Solved – Why is optimal learning rate obtained from analyzing gradient descent algorithm rarely (never) used in practice

gradient descentmachine learning

Why is optimal learning rate obtained from analyzing gradient descent algorithm rarely (never) used in practice?

Gradient descent procedure is to iteratively do $a(k+1) = a(k) – \eta(k)\nabla J(a(k))$. Expanding $J(a(k+1))$ using $2^{nd}$ order Taylor expansion and taking the derivative with respect to $\eta$, one obtain the optimal learning rate of $$\eta^{opt} = \frac{||\nabla J||^2}{\nabla J^T H \nabla J}$$ where $H$ is the second order derivative of the cost function.

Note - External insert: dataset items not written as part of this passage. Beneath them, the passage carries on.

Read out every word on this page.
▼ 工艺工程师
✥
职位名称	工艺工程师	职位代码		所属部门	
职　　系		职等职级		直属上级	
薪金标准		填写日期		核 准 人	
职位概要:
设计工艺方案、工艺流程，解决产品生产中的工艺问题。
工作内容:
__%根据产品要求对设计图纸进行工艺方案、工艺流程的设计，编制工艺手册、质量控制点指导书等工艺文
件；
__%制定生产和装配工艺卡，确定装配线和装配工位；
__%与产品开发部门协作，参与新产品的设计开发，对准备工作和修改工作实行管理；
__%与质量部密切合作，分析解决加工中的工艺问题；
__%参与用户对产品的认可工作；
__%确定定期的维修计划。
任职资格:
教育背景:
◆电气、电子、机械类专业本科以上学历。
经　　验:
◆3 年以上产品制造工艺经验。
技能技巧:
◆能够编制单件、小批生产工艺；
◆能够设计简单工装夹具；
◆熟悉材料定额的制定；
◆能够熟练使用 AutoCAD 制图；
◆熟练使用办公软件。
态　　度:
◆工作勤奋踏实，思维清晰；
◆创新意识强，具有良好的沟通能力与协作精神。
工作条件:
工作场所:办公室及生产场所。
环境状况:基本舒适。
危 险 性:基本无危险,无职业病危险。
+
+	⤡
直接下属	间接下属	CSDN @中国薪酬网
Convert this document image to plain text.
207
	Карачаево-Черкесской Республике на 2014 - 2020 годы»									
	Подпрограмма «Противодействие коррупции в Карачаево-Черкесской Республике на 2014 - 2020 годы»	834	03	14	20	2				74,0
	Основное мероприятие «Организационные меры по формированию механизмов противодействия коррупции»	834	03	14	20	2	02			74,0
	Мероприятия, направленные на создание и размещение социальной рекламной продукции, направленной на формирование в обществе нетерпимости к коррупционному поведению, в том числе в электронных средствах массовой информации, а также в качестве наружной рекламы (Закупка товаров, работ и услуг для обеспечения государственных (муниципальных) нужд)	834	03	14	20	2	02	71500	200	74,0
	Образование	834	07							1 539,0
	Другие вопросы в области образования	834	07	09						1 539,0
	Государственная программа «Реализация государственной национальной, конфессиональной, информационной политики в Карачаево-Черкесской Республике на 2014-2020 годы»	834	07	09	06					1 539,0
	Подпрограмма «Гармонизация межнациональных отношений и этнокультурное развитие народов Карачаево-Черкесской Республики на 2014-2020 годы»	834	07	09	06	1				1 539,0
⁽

However, I have not seen this being used in any learning algorithm that employs gradient descent like SVM or perceptron. Is there any reason for that? Or is it implicitly employed in a way that I am not aware of. If so, can anyone illustrate the math involved?

Best Answer

It's not used because it's counter productive.

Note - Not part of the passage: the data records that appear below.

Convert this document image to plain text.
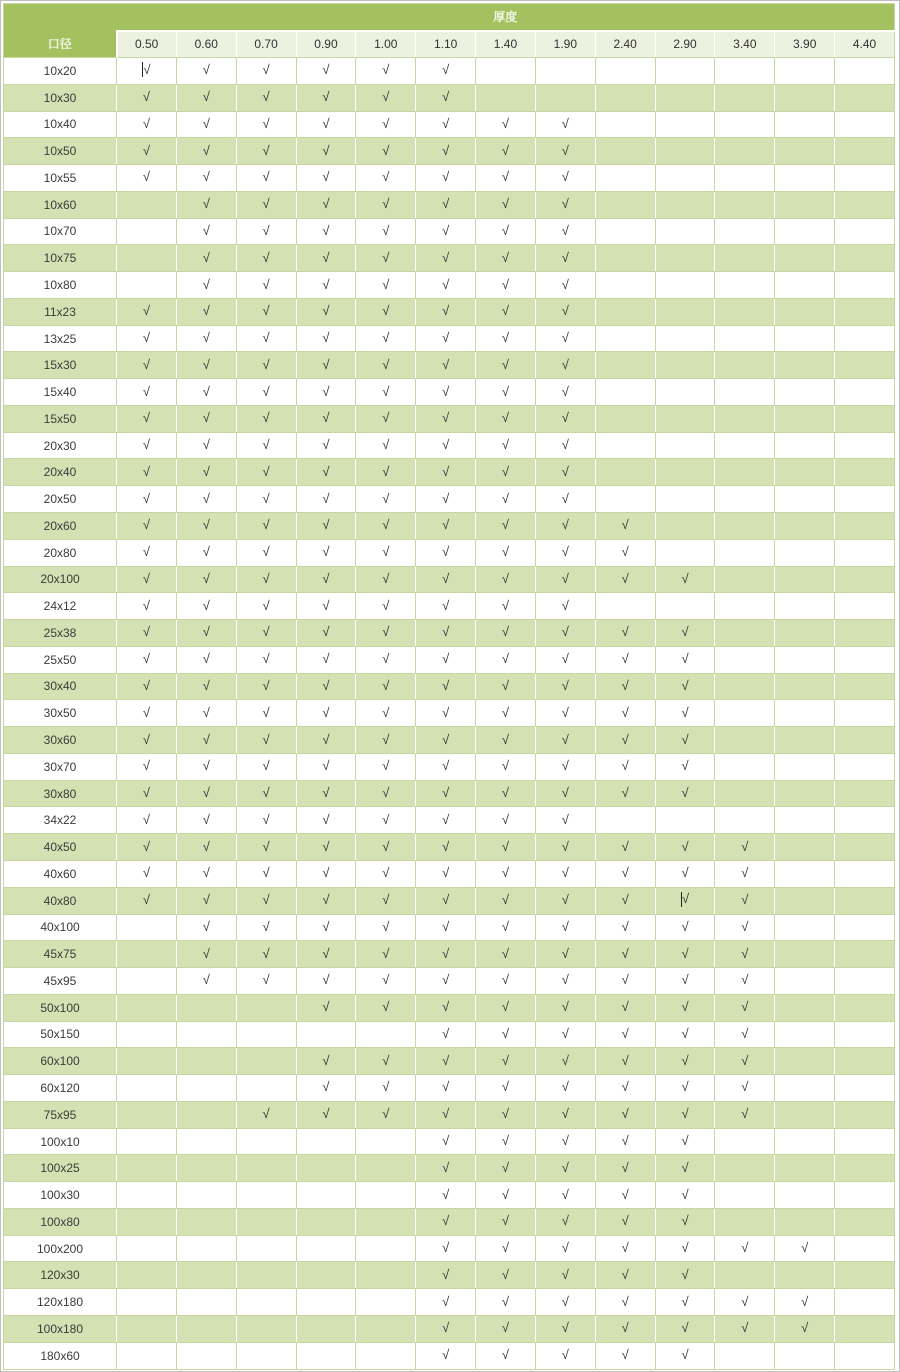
	厚度												
口径	0.50	0.60	0.70	0.90	1.00	1.10	1.40	1.90	2.40	2.90	3.40	3.90	4.40
10x20	√	√	√	√	√	√							
10x30	√	√	√	√	√	√							
10x40	√	√	√	√	√	√	√	√					
10x50	√	√	√	√	√	√	√	√					
10x55	√	√	√	√	√	√	√	√					
10x60		√	√	√	√	√	√	√					
10x70		√	√	√	√	√	√	√					
10x75		√	√	√	√	√	√	√					
10x80		√	√	√	√	√	√	√					
11x23	√	√	√	√	√	√	√	√					
13x25	√	√	√	√	√	√	√	√					
15x30	√	√	√	√	√	√	√	√					
15x40	√	√	√	√	√	√	√	√					
15x50	√	√	√	√	√	√	√	√					
20x30	√	√	√	√	√	√	√	√					
20x40	√	√	√	√	√	√	√	√					
20x50	√	√	√	√	√	√	√	√					
20x60	√	√	√	√	√	√	√	√	√				
20x80	√	√	√	√	√	√	√	√	√				
20x100	√	√	√	√	√	√	√	√	√	√			
24x12	√	√	√	√	√	√	√	√					
25x38	√	√	√	√	√	√	√	√	√	√			
25x50	√	√	√	√	√	√	√	√	√	√			
30x40	√	√	√	√	√	√	√	√	√	√			
30x50	√	√	√	√	√	√	√	√	√	√			
30x60	√	√	√	√	√	√	√	√	√	√			
30x70	√	√	√	√	√	√	√	√	√	√			
30x80	√	√	√	√	√	√	√	√	√	√			
34x22	√	√	√	√	√	√	√	√					
40x50	√	√	√	√	√	√	√	√	√	√	√		
40x60	√	√	√	√	√	√	√	√	√	√	√		
40x80	√	√	√	√	√	√	√	√	√	√	√		
40x100		√	√	√	√	√	√	√	√	√	√		
45x75		√	√	√	√	√	√	√	√	√	√		
45x95		√	√	√	√	√	√	√	√	√	√		
50x100				√	√	√	√	√	√	√	√		
50x150						√	√	√	√	√	√		
60x100				√	√	√	√	√	√	√	√		
60x120				√	√	√	√	√	√	√	√		
75x95			√	√	√	√	√	√	√	√	√		
100x10						√	√	√	√	√			
100x25						√	√	√	√	√			
100x30						√	√	√	√	√			
100x80						√	√	√	√	√			
100x200						√	√	√	√	√	√	√	
120x30						√	√	√	√	√			
120x180						√	√	√	√	√	√	√	
100x180						√	√	√	√	√	√	√	
180x60						√	√	√	√	√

Just about the only justification for using gradient descent (and it's really not a good justification at all, as you will see if you read through some of the posts on the topic on this site) is that one avoids needing to calculate the Hessian, as this can be very expensive for high dimensional problems. So once you've calculated the Hessian, you've taken away gradient descent's strength: not needing to calculate the Hessian.

If you have calculated the Hessian, you're better of using something like Newton's Method.